We are thrilled to inform you that you have been selected for the GenAI Internship Program, starting on 25th of this month. Your application stood out among thousands, and we’re excited to have you on board as part of this prestigious program.

The official offer letters will be shared with all selected candidates on 20th of this month. Please keep an eye on your inbox and reach out in case you do not receive it by the end of that day.

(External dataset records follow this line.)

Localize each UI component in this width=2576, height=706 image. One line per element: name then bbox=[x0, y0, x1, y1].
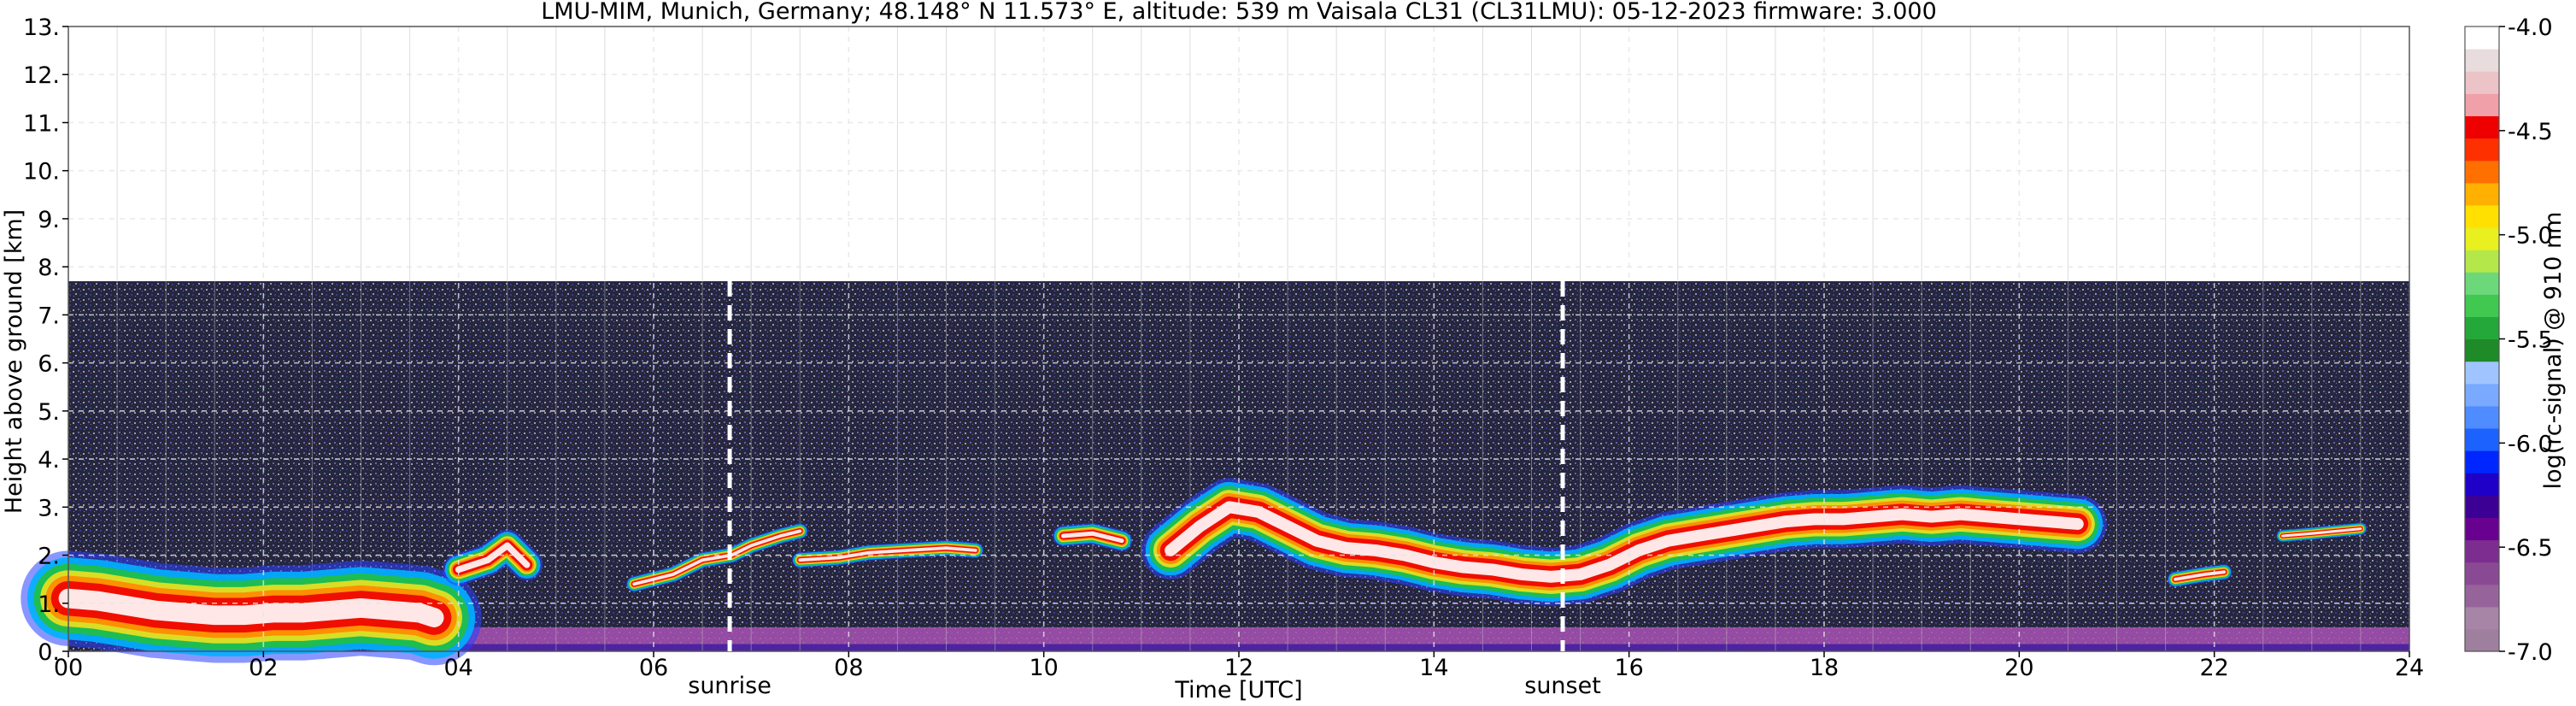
x-tick-label: 06 bbox=[639, 655, 668, 681]
layer-band bbox=[1060, 531, 1124, 544]
colorbar-segment bbox=[2465, 628, 2499, 652]
colorbar-segment bbox=[2465, 115, 2499, 139]
y-tick-label: 2. bbox=[38, 544, 60, 570]
x-tick-label: 16 bbox=[1614, 655, 1643, 681]
x-tick-label: 12 bbox=[1224, 655, 1253, 681]
colorbar-tick-label: -6.5 bbox=[2508, 535, 2553, 562]
colorbar: -7.0 -6.5 -6.0 -5.5 -5.0 -4.5 -4.0 bbox=[2464, 15, 2553, 666]
surface-layer-base bbox=[429, 644, 2409, 651]
chart-title: LMU-MIM, Munich, Germany; 48.148° N 11.5… bbox=[541, 0, 1937, 25]
x-tick-label: 14 bbox=[1419, 655, 1448, 681]
colorbar-tick-label: -6.0 bbox=[2508, 431, 2553, 457]
colorbar-segment bbox=[2465, 473, 2499, 496]
layer-thin-layer-morning bbox=[792, 539, 984, 568]
x-tick-label: 22 bbox=[2199, 655, 2228, 681]
y-axis-ticks: 0. 1. 2. 3. 4. 5. 6. 7. 8. 9. 10. 11. 12. 13. bbox=[23, 15, 68, 666]
colorbar-tick-label: -5.0 bbox=[2508, 223, 2553, 250]
y-tick-label: 7. bbox=[38, 303, 60, 329]
y-tick-label: 10. bbox=[23, 159, 60, 185]
colorbar-tick-label: -4.5 bbox=[2508, 119, 2553, 145]
colorbar-segment bbox=[2465, 182, 2499, 206]
colorbar-segment bbox=[2465, 383, 2499, 407]
y-tick-label: 1. bbox=[38, 591, 60, 618]
x-tick-label: 20 bbox=[2004, 655, 2033, 681]
y-tick-label: 9. bbox=[38, 207, 60, 233]
x-tick-label: 10 bbox=[1029, 655, 1058, 681]
layer-band bbox=[1165, 501, 2084, 583]
plot-area bbox=[21, 26, 2410, 666]
colorbar-segment bbox=[2465, 517, 2499, 541]
colorbar-segment bbox=[2465, 160, 2499, 184]
colorbar-segment bbox=[2465, 71, 2499, 94]
layer-band bbox=[2281, 527, 2362, 538]
y-tick-label: 6. bbox=[38, 351, 60, 378]
colorbar-segment bbox=[2465, 294, 2499, 317]
annotations: sunrise sunset bbox=[688, 281, 1601, 699]
marker-label-sunrise: sunrise bbox=[688, 673, 772, 699]
colorbar-tick-label: -5.5 bbox=[2508, 327, 2553, 354]
x-tick-label: 24 bbox=[2395, 655, 2424, 681]
layer-main-cloud-layer bbox=[1141, 478, 2107, 606]
y-tick-label: 4. bbox=[38, 447, 60, 474]
colorbar-segment bbox=[2465, 93, 2499, 117]
layer-residual-layer bbox=[21, 550, 482, 666]
colorbar-segment bbox=[2465, 26, 2499, 50]
layer-mid-layer-morning bbox=[443, 529, 543, 585]
colorbar-segment bbox=[2465, 405, 2499, 429]
colorbar-tick-label: -4.0 bbox=[2508, 15, 2553, 41]
colorbar-tick-label: -7.0 bbox=[2508, 639, 2553, 666]
x-tick-label: 08 bbox=[834, 655, 863, 681]
colorbar-segment bbox=[2465, 584, 2499, 608]
layer-band bbox=[58, 588, 444, 627]
layer-band bbox=[2174, 570, 2226, 581]
colorbar-segment bbox=[2465, 427, 2499, 451]
y-tick-label: 13. bbox=[23, 15, 60, 41]
colorbar-segment bbox=[2465, 272, 2499, 295]
x-tick-label: 00 bbox=[54, 655, 83, 681]
x-axis-ticks: 00 02 04 06 08 10 12 14 16 18 20 22 24 bbox=[54, 651, 2424, 681]
marker-label-sunset: sunset bbox=[1524, 673, 1601, 699]
x-axis-label: Time [UTC] bbox=[1174, 677, 1302, 703]
layer-isolated-layer-evening bbox=[2167, 563, 2233, 587]
y-tick-label: 0. bbox=[38, 639, 60, 666]
y-tick-label: 8. bbox=[38, 255, 60, 281]
colorbar-segment bbox=[2465, 539, 2499, 563]
layer-band bbox=[455, 542, 531, 574]
y-tick-label: 5. bbox=[38, 399, 60, 426]
colorbar-segment bbox=[2465, 250, 2499, 273]
colorbar-segment bbox=[2465, 204, 2499, 228]
y-axis-label: Height above ground [km] bbox=[1, 209, 27, 514]
colorbar-segment bbox=[2465, 450, 2499, 474]
colorbar-segment bbox=[2465, 562, 2499, 585]
colorbar-segment bbox=[2465, 606, 2499, 630]
colorbar-segment bbox=[2465, 316, 2499, 340]
colorbar-segment bbox=[2465, 361, 2499, 385]
colorbar-segment bbox=[2465, 138, 2499, 162]
x-tick-label: 02 bbox=[249, 655, 278, 681]
colorbar-segment bbox=[2465, 227, 2499, 250]
y-tick-label: 3. bbox=[38, 495, 60, 521]
colorbar-segment bbox=[2465, 49, 2499, 72]
colorbar-segment bbox=[2465, 495, 2499, 518]
y-tick-label: 12. bbox=[23, 62, 60, 89]
layer-thin-layer-late-morning bbox=[1053, 522, 1133, 552]
x-tick-label: 04 bbox=[443, 655, 472, 681]
x-tick-label: 18 bbox=[1810, 655, 1839, 681]
colorbar-label: log(rc-signal) @ 910 nm bbox=[2540, 212, 2567, 490]
y-tick-label: 11. bbox=[23, 110, 60, 137]
colorbar-segment bbox=[2465, 338, 2499, 362]
layer-band bbox=[798, 546, 977, 562]
layer-isolated-layer-night bbox=[2276, 522, 2368, 543]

We look forward to your active participation and can’t wait to see the incredible work you’ll do during this internship!

Best regards,
Program Coordinator
GenAI Internship Team



In [5]:
with open("text/product_review.txt") as f:
    product_review = f.read()

print(product_review)

I bought this product from Flipkart website.
This product is very worst and replacement policy is very bad. Even I went to their New Delhi support center.
I used this laptop only for 30 minute and suddenly it turn off and it will never turn on.
And Flipkart website does not replace this product. I should have gone for better brands like Apple or Alienware.